Who would have thought that a movie based on a Disneyland theme park ride would spawn a multi-billion dollar franchise?
Pirates of the Caribbean: The Curse of the Black Pearl did exactly that, boosting the careers of Johnny Depp, Orlando Bloom and Keira Knightly – and now 14 years later they’re all back for a fifth outing.
Known as the lengthy Dead Men Tell No Tales in US, Salazar’s Revenge is another standalone story for Captain Jack, just like 2011’s On Stranger Tides.
Set two decades after the original trilogy, Jack finds himself pursed by Javier Bardem’s ghostly Capitaine Salazar, seeking revenge for how the pirate tricked him and his crew into sailing into the Devil’s Triangle.
Joined by Brenton Thwaites’ Henry Turner, the son of Knightley’s Elizabeth and Bloom’s cursed Will – who both briefly cameo – Jack must seek the Poseidon’s Trident to defeat Salazar.
The two are joined by Skins veteran Kaya Scodelario as Carina, an educated astronomer who keeps getting mistaken for being a witch.
Series regular Geoffrey Rush returns as a newly gold-encrusted Hector Barbossa – having acquired Blackbeard’s ship in the last film.

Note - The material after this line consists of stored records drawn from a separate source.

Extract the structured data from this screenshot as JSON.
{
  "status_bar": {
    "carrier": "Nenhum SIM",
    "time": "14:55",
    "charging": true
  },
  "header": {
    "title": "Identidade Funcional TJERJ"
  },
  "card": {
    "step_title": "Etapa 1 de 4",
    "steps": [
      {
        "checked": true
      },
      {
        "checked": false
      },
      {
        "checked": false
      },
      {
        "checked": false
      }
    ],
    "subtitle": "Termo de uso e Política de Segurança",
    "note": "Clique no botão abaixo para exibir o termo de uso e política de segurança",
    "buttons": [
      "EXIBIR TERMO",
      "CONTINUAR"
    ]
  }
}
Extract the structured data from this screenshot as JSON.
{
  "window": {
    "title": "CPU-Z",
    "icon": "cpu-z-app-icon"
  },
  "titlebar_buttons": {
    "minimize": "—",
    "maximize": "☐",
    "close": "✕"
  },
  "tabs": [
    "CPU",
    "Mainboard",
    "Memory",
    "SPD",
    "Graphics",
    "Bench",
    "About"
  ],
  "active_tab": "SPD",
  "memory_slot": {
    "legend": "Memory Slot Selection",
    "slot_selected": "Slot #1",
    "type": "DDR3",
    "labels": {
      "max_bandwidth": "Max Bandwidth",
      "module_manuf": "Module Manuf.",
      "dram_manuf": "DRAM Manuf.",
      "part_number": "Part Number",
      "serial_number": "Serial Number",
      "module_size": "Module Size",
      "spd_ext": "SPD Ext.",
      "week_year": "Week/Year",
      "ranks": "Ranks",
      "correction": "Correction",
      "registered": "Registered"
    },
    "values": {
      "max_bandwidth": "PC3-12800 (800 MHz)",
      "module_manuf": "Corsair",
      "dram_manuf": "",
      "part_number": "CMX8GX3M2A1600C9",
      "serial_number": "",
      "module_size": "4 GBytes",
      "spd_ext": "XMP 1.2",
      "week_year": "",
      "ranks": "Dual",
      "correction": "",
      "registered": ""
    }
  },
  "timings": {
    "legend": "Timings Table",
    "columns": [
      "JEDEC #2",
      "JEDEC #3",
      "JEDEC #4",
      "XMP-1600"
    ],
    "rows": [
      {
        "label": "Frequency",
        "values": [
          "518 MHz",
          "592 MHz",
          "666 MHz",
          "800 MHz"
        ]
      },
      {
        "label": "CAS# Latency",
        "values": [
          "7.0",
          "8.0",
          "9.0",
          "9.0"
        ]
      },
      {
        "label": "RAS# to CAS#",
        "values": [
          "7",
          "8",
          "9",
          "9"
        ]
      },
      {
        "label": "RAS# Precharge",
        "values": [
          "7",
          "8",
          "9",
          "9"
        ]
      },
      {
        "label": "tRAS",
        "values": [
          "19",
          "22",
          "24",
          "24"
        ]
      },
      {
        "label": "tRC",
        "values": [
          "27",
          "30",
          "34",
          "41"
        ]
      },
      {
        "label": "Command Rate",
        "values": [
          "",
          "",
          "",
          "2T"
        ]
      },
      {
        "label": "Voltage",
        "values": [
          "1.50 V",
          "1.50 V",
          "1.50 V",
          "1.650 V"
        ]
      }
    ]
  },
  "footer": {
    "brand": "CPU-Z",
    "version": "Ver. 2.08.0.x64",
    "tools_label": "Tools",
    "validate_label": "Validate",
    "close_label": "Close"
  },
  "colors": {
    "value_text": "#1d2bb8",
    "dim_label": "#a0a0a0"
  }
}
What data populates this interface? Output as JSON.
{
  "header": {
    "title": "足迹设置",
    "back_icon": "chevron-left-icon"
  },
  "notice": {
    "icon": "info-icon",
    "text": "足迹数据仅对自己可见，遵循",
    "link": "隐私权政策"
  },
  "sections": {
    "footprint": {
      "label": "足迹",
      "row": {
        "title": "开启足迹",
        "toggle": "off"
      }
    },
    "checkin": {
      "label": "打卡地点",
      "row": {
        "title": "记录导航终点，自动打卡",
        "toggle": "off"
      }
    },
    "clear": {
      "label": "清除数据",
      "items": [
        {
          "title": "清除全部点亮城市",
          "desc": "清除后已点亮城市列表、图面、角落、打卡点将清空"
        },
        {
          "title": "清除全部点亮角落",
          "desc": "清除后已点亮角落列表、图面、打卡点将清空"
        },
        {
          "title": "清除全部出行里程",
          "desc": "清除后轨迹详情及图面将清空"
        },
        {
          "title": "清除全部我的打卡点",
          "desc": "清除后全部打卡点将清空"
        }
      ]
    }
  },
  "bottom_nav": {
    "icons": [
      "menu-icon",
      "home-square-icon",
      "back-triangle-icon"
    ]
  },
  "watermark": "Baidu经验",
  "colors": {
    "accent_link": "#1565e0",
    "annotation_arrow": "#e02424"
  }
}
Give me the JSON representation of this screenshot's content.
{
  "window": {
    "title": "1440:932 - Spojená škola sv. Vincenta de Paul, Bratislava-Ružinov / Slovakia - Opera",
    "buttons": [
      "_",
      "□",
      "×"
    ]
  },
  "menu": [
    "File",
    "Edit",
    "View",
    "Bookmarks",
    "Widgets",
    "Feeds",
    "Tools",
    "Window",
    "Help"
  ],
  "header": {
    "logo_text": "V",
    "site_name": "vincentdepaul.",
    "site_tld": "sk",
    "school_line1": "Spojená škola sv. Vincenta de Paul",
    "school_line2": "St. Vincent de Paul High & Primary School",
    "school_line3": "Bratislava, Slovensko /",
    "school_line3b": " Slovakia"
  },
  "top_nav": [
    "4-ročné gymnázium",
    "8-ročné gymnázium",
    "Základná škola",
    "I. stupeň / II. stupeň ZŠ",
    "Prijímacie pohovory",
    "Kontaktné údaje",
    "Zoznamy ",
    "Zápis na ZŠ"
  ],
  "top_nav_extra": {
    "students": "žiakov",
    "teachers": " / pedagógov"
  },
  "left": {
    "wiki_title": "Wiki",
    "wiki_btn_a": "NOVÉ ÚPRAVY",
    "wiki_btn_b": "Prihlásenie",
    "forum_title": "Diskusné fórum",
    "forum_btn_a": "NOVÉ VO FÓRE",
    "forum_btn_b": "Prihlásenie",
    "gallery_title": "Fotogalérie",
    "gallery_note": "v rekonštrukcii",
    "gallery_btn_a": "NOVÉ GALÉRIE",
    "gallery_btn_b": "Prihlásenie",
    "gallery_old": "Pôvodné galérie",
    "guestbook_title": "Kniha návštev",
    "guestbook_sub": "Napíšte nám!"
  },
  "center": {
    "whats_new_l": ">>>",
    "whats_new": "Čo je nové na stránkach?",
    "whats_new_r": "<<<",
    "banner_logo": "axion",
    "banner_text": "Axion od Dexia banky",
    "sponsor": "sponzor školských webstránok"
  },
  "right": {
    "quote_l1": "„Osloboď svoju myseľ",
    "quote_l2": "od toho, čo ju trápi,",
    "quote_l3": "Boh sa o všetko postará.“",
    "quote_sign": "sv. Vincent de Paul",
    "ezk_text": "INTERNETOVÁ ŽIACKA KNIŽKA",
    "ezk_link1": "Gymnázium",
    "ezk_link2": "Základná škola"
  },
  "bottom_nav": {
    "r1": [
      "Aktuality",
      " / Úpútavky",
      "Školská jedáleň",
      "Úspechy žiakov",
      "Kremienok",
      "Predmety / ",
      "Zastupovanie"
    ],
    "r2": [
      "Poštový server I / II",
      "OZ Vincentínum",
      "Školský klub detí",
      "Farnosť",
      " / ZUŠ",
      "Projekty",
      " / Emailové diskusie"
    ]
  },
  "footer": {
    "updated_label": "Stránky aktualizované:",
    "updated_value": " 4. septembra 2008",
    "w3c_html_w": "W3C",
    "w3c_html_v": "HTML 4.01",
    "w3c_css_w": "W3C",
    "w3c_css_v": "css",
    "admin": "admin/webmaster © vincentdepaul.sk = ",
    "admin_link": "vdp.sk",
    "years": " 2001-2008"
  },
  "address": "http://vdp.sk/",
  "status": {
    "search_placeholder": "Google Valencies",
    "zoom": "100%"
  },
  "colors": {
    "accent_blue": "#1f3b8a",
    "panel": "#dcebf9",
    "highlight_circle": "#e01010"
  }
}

Ever the impeccable character actor, Rush’s pirate antics actually outshine that of Depp, even showing a touching emotional side to the grimy old crook.
It’s a short scene, but one in which the Beatle does a much better acting job that David Beckham’s embarrassing attempts in King Arthur.
As Pirates 5 kicks off it’s hard not to compare it to the original, with the main baddies being a group of cursed pirates once again, led by Bardem’s creepy villain.
Depp’s Jack is always a welcome sight for franchise fans, although his slapstick frolicking is borderline pantomime this time as he spends a lot his time falling over.
Thwaites’ Turner doesn’t particularly add much, but Kaya’s feisty Carina shines as one the best heroines of the blockbuster season, taking the lead in the mission to find the Trident, while surrounded by clueless men.
Directors Joachim Ronning and Espen Sandberg do manage to keep energy and entertainment levels up throughout.
However the film never quite captures the spark and magic of the original movie, falling into the mediocre visual effects overload of the previous sequels.
Really Salazar’s Revenge is reserved for diehard Pirates fans looking for a bit of lighthearted fun, rather than its aim of rebooting the franchise for a new generation – who would probably be left in a convoluted muddle anyway.
Having nicely rounded up plot strands from as far back as a decade ago, perhaps this is a good place to finally raise the Jolly Roger and actually let Captain Jack sail off into the sunset?
Pirates of the Caribbean: Salazar’s Revenge will be released in UK on May 25, 2017.